You can see I am not making this up:

It’s painful to have to make obvious points: since when does the UK have a vote on how China conducts its internal affairs? And the health of its citizens is an internal affair. The fact that all sorts of Western companies located manufacturing operations their or contract for essential components or inputs was a business decision. In the early 2000s, I though it was crazy for any non-Chinese company to invest in China due to the risk of expropriation (which actually has happened quite a lot, just not in the way I envisaged, via intellectual property theft). So for US and European companies and their media lackeys go into a meltdown over their excessive commercial exposure to a country that does not prioritize profit the way they do is rich.

Now it would be one thing if the Financial Times has a factual anchor, say that the number of infections in Shanghai made it pretty much mathematically impossible, to get Covid back down to a really low level, and hence Chinese officials were fighting a clearly losing battle. In fact, the one bit of hard information the article contained potentially showed the reverse, that the Shanghai lockdowns were starting to tamp down on the infection trajectory:

And it mentions that new infections on Wednesday, 27,719, were only slightly higher than the Tuesday count of 26,330

The article itself is largely a flabby whinge with anecdata about how the lockdowns are too costly:

On Thursday, China’s official Xinhua news agency published an article warning that the country’s medical system risked “breaking down” in the event of a mass Covid outbreak. It echoed President Xi Jinping’s comments on Wednesday calling for citizens to “overcome complacency” in “response to the virus’s mutation”….

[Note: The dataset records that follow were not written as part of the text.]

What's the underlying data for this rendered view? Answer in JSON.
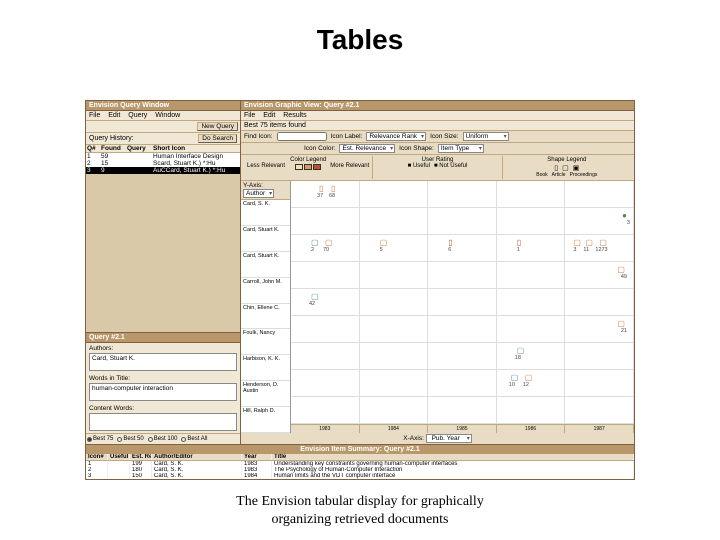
{
  "slide": {
    "title": "Tables",
    "caption_l1": "The Envision tabular display for graphically",
    "caption_l2": "organizing retrieved documents"
  },
  "left": {
    "title": "Envision Query Window",
    "menu": {
      "file": "File",
      "edit": "Edit",
      "query": "Query",
      "window": "Window"
    },
    "btn_new": "New Query",
    "qh_label": "Query History:",
    "btn_search": "Do Search",
    "cols": {
      "q": "Q#",
      "found": "Found",
      "query": "Query",
      "short": "Short Icon"
    },
    "rows": [
      {
        "q": "1",
        "found": "59",
        "short": "Human Interface Design"
      },
      {
        "q": "2",
        "found": "15",
        "short": "Scard, Stuart K.) *:Hu"
      },
      {
        "q": "3",
        "found": "9",
        "short": "AuCCard, Stuart K.) *:Hu"
      }
    ],
    "q_title": "Query #2.1",
    "authors_lbl": "Authors:",
    "authors_val": "Card, Stuart K.",
    "words_lbl": "Words in Title:",
    "words_val": "human-computer interaction",
    "content_lbl": "Content Words:",
    "content_val": "",
    "radios": {
      "r75": "Best 75",
      "r50": "Best 50",
      "r100": "Best 100",
      "rall": "Best All"
    }
  },
  "right": {
    "title": "Envision Graphic View: Query #2.1",
    "menu": {
      "file": "File",
      "edit": "Edit",
      "results": "Results"
    },
    "status": "Best 75 items found",
    "find_lbl": "Find Icon:",
    "icon_label_lbl": "Icon Label:",
    "icon_label_val": "Relevance Rank",
    "icon_size_lbl": "Icon Size:",
    "icon_size_val": "Uniform",
    "icon_color_lbl": "Icon Color:",
    "icon_color_val": "Est. Relevance",
    "icon_shape_lbl": "Icon Shape:",
    "icon_shape_val": "Item Type",
    "legend": {
      "color": {
        "t": "Color Legend",
        "a": "Less Relevant",
        "b": "More Relevant"
      },
      "rating": {
        "t": "User Rating",
        "a": "Useful",
        "b": "Not Useful"
      },
      "shape": {
        "t": "Shape Legend",
        "a": "Book",
        "b": "Article",
        "c": "Proceedings"
      }
    },
    "yaxis_lbl": "Y-Axis:",
    "yaxis_val": "Author",
    "xaxis_lbl": "X-Axis:",
    "xaxis_val": "Pub. Year",
    "y": [
      "Card, S. K.",
      "Card, Stuart K.",
      "Card, Stuart K.",
      "Carroll, John M.",
      "Chin, Ellene C.",
      "Foulk, Nancy",
      "Harbison, K. K.",
      "Henderson, D. Austin",
      "Hill, Ralph D."
    ],
    "x": [
      "1983",
      "1984",
      "1985",
      "1986",
      "1987"
    ]
  },
  "summary": {
    "title": "Envision Item Summary: Query #2.1",
    "cols": {
      "c1": "Icon#",
      "c2": "Useful",
      "c3": "Est. Rel",
      "c4": "Author/Editor",
      "c5": "Year",
      "c6": "Title"
    },
    "rows": [
      {
        "c1": "1",
        "c2": "",
        "c3": "199",
        "c4": "Card, S. K.",
        "c5": "1983",
        "c6": "Understanding key constraints governing human-computer interfaces"
      },
      {
        "c1": "2",
        "c2": "",
        "c3": "180",
        "c4": "Card, S. K.",
        "c5": "1983",
        "c6": "The Psychology of Human-Computer Interaction"
      },
      {
        "c1": "3",
        "c2": "",
        "c3": "150",
        "c4": "Card, S. K.",
        "c5": "1984",
        "c6": "Human limits and the VDT computer interface"
      }
    ]
  }
}
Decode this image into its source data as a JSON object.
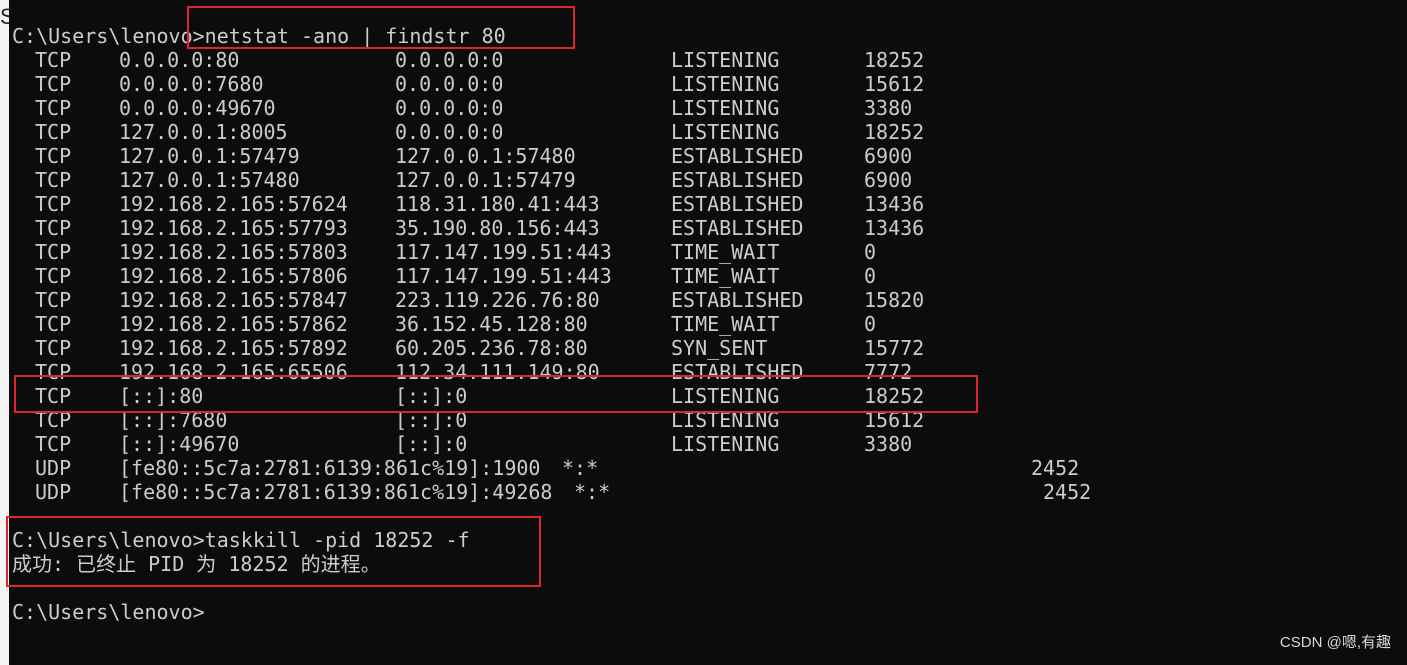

Beijing’s decision to enhance its lockdown measures to fight the spread of the highly infectious but milder Omicron variant stands in marked contrast to most of the rest of the world, which is learning to live with the virus.

Ah, but what about the subhead, “Healthcare official says Beijing’s coronavirus prevention policy is ‘not viable’”? That “healthcare official” is a single unnamed nobody:

One official close to China’s Center for Disease Control and Prevention expressed concern about tightening controls on the healthcare system.

The official, who did not want to be named, said: “From a medical standpoint, I don’t think the zero-Covid policy is viable any more. Shanghai is running out of medical professionals to measure test results and beds to accommodate patients.

“If we don’t want to live with Covid, the only solution is to become stricter.”

“Official close to” the Chinese CDC is not in the CDC. There’s no reason to think this person has any statistical, science, or medical expertise. My bet is it’s something like an unhappy liaison in one of the local governments.

And the problem with Shanghai staffing is being addressed, so saying there aren’t enough medical personnel in Shanghai to cope with the infection peak is true but incomplete. It was reported last week that China was sending 10,000 medical professionals plus 2000 military medics to assist in Shanghai. So not even mentioning the increase in manpower is dishonest.

The economic commentary is merely indicative. Bo Zhuang, who works in Singapore-based for Loomis Sayles, complains that China will suffer because its economy “relies on supply chains” but cites only how EV makers, most notably Tesla have suspended operations. Note “suspended,” not closed shop. The authors mention that “Dozens of electronic components manufacturers in Kunshan” also stopped production on Wednesday. How big are they? How many do they employ? We have no idea if this is at all noteworthy.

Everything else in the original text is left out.